His inconsistent play – for Bowa – at shortstop has been one of the eyesores of late. He has 14 errors compared to six last year.


"But I'm not going to have a year like 1979 again," he said. "All you have to do is check the fielding statistics. None of the regular shortstops in the league has fewer errors than I have.


"As for my hitting, I have been swinging the bat well. It has been a difficult adjustment hitting near the bottom of the lineup (moved down from second), but I have done it and not complained. Dallas Green says that that is the best lineup and if we win the division, more power to him. But that doesn't mean I like hitting there."


"Out of bad things sometimes come good things," said Green. "I think out of Sunday's game we got some positive things done, teamwise. I think we are closer together as a ballclub right now than we have been in a long time. I don't think it's necessary to elaborate. Just say the people involved recognize what we're trying to do and have said publicly that that's what they want to do – win. Hopefully that will carry through the next 30 days.


"The Pope's talk was very constructive, when he meets with the team it's always constructive. He reaffirmed his beliefs and I think it was good for them to hear his thoughts. They have been hearing them from me all year. It was his honest feelings about the ballclub and what we're doing that he talked about. He believes that we're a good ballclub and that we're on the right track to winning.


"He asked them to put away their own individual problems and get down to playing.


"I went in to talk to Dallas today," said Maddox, who did not start yesterday's game, but who came in as a late-inning defensive replacement for Lonnie Smith. "I apologized to him and offered to apologize to the team, but he said that wasn't necessary.


"There's no reason I didn't make those plays on Sunday. Normally, I do not need sunglasses. In both instances, the ball went into the sun and never came out. Usually, I do not look directly into the sun, I look to the side of it when the ball is up that high and wait for it to come out to the side of the sun. This time, the ball never came out. The only difference the sun glasses would have made would have kept me from being blinded if I had looked directly into the sun. I didn't do that. But I have no excuses, I should have caught both balls."

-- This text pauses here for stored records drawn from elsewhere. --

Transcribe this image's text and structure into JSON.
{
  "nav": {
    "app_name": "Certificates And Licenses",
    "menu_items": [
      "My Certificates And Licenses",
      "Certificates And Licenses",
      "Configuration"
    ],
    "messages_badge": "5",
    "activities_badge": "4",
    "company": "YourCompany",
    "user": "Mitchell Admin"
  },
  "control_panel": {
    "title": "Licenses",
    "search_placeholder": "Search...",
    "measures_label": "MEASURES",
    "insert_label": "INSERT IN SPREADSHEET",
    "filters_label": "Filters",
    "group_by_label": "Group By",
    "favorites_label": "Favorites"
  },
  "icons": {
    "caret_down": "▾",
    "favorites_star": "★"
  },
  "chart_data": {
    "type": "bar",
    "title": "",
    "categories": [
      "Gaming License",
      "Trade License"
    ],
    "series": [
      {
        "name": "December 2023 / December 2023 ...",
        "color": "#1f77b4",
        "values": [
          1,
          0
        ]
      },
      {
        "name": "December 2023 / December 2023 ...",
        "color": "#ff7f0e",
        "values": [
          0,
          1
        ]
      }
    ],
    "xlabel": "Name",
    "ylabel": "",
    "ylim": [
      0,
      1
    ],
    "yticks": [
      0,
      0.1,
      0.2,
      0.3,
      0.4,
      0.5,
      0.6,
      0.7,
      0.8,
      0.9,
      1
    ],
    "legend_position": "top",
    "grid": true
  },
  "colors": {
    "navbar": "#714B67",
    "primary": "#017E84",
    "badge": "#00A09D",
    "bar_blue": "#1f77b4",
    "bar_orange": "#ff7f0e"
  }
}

Rose said few general managers could hold a team meeting and be as effective as Owens was.


"He brought most of these players into the game," said Pete. "He is a former player and a former manager. They respect him. He's not a guy out of Yale or Harvard who has not been there (in uniform). He's more like a player. He's more like a father to this team than a general manager.


"He takes a beating and a victory more serious than some of them. He hates to see us play poorly, I mean non-aggressive, lackadaisical baseball. He talks ballplayers' language. We just haven't been playing very well the last couple of days and he wasn't about to let us stay in the same pattern."


The Phils, who collected 13 hits, snapped a 4-4 tie in the eighth, scoring two runs at the expense of loser Greg Minton.


With one down, Bowa beat out a single behind second base. He advanced to second on a wild pitch and scored on Bob Boone's single to center. Boone, who had taken second on the throw, tried to score from second on Carlton's single to deep shortstop, a bouncer Johnnie LeMaster momentarily bobbled. Boone, however, was cut down at the plate, but Greg Gross hit a shot off second baseman Rennie Stennett's glove that allowed Carlton, who had moved to second on a wild pitch, to score the second run of the inning.


The Giants' biggest inning came in the seventh when they wiped out a 4-2 Philadelphia lead. Pinch-hitter Joe Strain singled, went to second when Bill North walked, and both runners moved up on Joe Pettinl's two-strike sacrifice. Strain scored on Jim Wohlford's sacrifice fly and North came home on Mike Ivie's single.


After that, Carlton, who recorded his 21st victory, allowed the Giants just one hit.


"Steve has pitched better," said Green, "but he turned in a good, professional effort. He was having trouble with some of his pitches, but came up with a big one when he needed it."